Он медленно стянул с себя вязаную маску и вытер ею взмокшее от пота лицо.

— Ладно… Я усек… Меня зовут Бернар Лампрехт, я живу в Париже.

— Лампрехт… Лампрехт… Ты случаем не родственник Рене Лампрехта, торговца оружием?

— Это был мой отец.

— Браво, браво!.. Достойная семейка! Насколько я знаю, его приговорил к смерти Аристид Первый, король Габона, после государственного переворота, которым, судя по всему, руководил твой папаша… Увы, такие воспоминания не молодят! Так что же с ним сталось?

— Его отдали на завтрак крокодилам. Этот Аристид был ранняя пташка. Нужно сказать, что папаша сбежал из королевского дворца в Либревиле не пустой.

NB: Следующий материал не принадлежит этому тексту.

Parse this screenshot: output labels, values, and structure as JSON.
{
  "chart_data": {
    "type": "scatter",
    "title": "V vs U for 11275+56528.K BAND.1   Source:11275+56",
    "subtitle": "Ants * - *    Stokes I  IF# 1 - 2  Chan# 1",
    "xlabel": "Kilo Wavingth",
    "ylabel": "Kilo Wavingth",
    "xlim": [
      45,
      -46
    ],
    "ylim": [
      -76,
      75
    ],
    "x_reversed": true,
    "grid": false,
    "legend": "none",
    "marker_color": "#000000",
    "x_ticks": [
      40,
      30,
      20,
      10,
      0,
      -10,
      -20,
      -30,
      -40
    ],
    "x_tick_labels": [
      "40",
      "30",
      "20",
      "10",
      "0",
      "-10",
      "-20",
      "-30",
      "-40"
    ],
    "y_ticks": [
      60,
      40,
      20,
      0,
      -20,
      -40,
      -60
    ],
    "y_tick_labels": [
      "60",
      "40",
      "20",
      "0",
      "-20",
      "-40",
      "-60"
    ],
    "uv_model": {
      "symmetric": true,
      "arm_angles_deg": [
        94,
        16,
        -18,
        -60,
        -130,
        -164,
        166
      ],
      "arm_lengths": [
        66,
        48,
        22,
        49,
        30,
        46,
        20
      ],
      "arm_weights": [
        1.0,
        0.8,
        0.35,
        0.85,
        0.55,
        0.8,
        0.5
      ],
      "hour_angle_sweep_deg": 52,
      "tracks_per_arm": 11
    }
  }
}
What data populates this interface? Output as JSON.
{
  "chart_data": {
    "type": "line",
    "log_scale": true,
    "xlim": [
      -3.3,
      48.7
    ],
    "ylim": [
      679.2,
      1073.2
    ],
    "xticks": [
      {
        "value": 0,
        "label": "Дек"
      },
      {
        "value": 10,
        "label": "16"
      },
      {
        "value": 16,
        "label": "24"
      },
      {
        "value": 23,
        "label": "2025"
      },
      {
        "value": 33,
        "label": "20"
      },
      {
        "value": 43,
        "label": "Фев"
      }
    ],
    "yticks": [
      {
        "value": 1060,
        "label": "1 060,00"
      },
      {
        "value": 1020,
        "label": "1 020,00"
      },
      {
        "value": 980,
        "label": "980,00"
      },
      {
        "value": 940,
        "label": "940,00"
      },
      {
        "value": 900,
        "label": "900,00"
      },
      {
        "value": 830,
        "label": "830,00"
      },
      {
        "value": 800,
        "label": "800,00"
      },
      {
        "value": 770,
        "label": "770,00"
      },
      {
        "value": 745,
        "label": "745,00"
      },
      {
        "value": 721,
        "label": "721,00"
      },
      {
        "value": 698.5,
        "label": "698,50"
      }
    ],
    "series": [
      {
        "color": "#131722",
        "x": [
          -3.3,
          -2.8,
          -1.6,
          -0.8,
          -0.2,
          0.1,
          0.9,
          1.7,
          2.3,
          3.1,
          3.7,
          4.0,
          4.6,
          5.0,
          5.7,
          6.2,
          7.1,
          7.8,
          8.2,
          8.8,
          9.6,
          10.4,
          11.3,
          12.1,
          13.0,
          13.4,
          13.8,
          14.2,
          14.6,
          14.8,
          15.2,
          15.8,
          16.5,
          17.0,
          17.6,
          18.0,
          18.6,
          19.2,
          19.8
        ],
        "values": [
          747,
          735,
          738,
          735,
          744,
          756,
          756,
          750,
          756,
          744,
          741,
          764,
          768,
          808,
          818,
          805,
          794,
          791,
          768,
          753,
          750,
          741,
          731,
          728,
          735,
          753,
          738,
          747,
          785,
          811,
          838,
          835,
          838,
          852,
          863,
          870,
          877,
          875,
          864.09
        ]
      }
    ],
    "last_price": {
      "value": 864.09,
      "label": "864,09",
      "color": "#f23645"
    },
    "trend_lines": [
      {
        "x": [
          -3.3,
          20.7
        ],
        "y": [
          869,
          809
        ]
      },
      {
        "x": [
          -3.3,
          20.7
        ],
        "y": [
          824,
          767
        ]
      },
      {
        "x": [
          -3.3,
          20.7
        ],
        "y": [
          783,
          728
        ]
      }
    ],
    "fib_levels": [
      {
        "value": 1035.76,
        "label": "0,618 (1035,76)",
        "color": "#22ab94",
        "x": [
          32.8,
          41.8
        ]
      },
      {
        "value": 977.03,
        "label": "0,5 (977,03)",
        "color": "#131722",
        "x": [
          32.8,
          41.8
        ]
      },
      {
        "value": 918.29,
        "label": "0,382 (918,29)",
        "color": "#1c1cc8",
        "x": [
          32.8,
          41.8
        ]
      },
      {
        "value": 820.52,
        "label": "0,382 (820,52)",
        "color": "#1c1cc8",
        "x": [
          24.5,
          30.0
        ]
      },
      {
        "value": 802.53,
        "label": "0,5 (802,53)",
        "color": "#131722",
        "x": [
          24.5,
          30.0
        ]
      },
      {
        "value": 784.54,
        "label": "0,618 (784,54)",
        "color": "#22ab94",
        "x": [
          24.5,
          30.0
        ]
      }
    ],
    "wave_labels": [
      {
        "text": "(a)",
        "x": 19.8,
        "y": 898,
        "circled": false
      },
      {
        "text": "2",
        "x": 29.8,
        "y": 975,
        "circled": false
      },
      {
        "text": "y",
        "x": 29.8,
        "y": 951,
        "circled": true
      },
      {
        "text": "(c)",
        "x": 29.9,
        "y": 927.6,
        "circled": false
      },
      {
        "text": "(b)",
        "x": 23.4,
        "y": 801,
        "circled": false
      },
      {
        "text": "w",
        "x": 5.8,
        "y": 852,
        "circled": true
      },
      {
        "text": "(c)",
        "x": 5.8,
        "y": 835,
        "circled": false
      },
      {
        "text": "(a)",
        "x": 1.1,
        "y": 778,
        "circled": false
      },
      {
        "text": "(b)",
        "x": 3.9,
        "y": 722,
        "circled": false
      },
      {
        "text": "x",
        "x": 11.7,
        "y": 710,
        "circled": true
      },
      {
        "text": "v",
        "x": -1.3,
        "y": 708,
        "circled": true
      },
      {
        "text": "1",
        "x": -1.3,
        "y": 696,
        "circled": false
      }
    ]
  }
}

Думаю, ему трудновато было покрыть 700 миль с грузом в шесть кило алмазов. В конце концов его изловили в Конго, возле Майюмбе.

— Майюмбе? Да это же там, где я жил!

— Верно. И ему пришлось отсидеть неделю в каталажке рядом с пальмовой рощей.

— Знаю, они построили эту тюрягу в 1959 году, уже после моего отъезда. Ну а дальше?